On passe à la suite ? Le Stade de France qui pourrait être vendu. « Oh bah tiens, je m’étais préparé à tout, mais à celle-là un peu moins », rougit Deschamps, invité à enfiler sa casquette de trésorier. « Ce stade représente beaucoup de choses, mais dans le fonctionnement et l’intérêt des uns et des autres… Je sais qu’on m’octroie des pouvoirs de décision là où je ne mets même pas le petit doigt, que voulez-vous que je vous dise. Je ne m’occupe pas de tout ça. » Alors le rabibochage avec Benjamin Pavard, qui avait traversé un drôle de Mondial et présent dans cette liste, il y est peut-être pour quelque chose ? « On en a beaucoup discuté avant, pendant et après la Coupe du monde. On ne va pas y revenir, ça appartient déjà au passé. Moi je sais, lui il sait, donc l’important est ce qu’il y a devant. » Next.
Grincer au rideau
Next ? Il faut attendre la toute fin de la conférence de presse pour tomber sur les deux sujets épineux, abordés comme autant de boss finaux : Noël Le Graët et Corinne Diacre, deux noms rayés des listes fédérales ces dernières semaines. Concernant le départ du magnat guingampais et le changement de gouvernance : « Je n’appréhende pas [la suite] mais, le maître mot, je m’adapte. Il y a un fonctionnement qui peut être différent, même si j’ai évidemment discuté à plusieurs reprises avec le président Philippe Diallo.
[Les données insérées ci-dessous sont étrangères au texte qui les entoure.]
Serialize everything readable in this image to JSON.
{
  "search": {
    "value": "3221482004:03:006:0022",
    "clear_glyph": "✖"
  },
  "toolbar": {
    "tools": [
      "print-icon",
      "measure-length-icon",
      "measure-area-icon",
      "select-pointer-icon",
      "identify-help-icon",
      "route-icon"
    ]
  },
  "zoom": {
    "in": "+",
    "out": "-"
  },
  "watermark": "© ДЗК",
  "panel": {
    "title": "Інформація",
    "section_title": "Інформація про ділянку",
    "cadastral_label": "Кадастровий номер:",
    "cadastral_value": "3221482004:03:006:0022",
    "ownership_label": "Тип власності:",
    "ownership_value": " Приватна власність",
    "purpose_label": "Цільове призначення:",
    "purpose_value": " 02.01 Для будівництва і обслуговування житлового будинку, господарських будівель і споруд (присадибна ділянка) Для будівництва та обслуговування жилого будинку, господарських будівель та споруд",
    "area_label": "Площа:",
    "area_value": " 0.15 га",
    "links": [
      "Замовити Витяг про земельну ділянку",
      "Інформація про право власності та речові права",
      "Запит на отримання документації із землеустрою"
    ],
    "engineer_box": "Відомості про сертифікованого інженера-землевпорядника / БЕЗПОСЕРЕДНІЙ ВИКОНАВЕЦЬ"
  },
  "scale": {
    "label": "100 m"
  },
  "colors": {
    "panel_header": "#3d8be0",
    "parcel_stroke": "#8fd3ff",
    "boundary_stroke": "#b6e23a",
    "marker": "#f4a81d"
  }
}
On a un intérêt commun, celui que l’équipe de France marche bien. Ce n’est pas quelque chose de négatif qui me pèse : je prends acte et je m’adapte. » Au moment d’un dernier « pas de côté » pour évoquer la fronde des joueuses responsable de l’éviction de son homologue à la tête des Bleues, c’est un « aïe aïe aïe » qui lui échappe spontanément. « Ah vous ne m’épargnez rien ! Je n’ai pas envie d’en rire, il faut que je pèse chacun de mes mots, déjà que je n’ai pas les tenants et les aboutissants. Je ne parlerai pas de la décision, mais il y a le fond et la forme. En tant que sélectionneur et entraîneur, sur la forme, ça me gêne. Je ne vais pas en dire plus, mais vous m’avez compris. » Garder la face, coûte que coûte, avant que le terrain reprenne ses droits, voilà tout le défi du premier entraîneur de France. Et dès le prochain coup d’envoi (contre les Pays-Bas, le vendredi 24 mars à 20h45), les mots « résultats », « expérience » et « performance » pourront reprendre leur fonction de paratonnerre.
Par Mathieu Rollinger
Propos de Deschamps recueillis en conférence de presse par MR.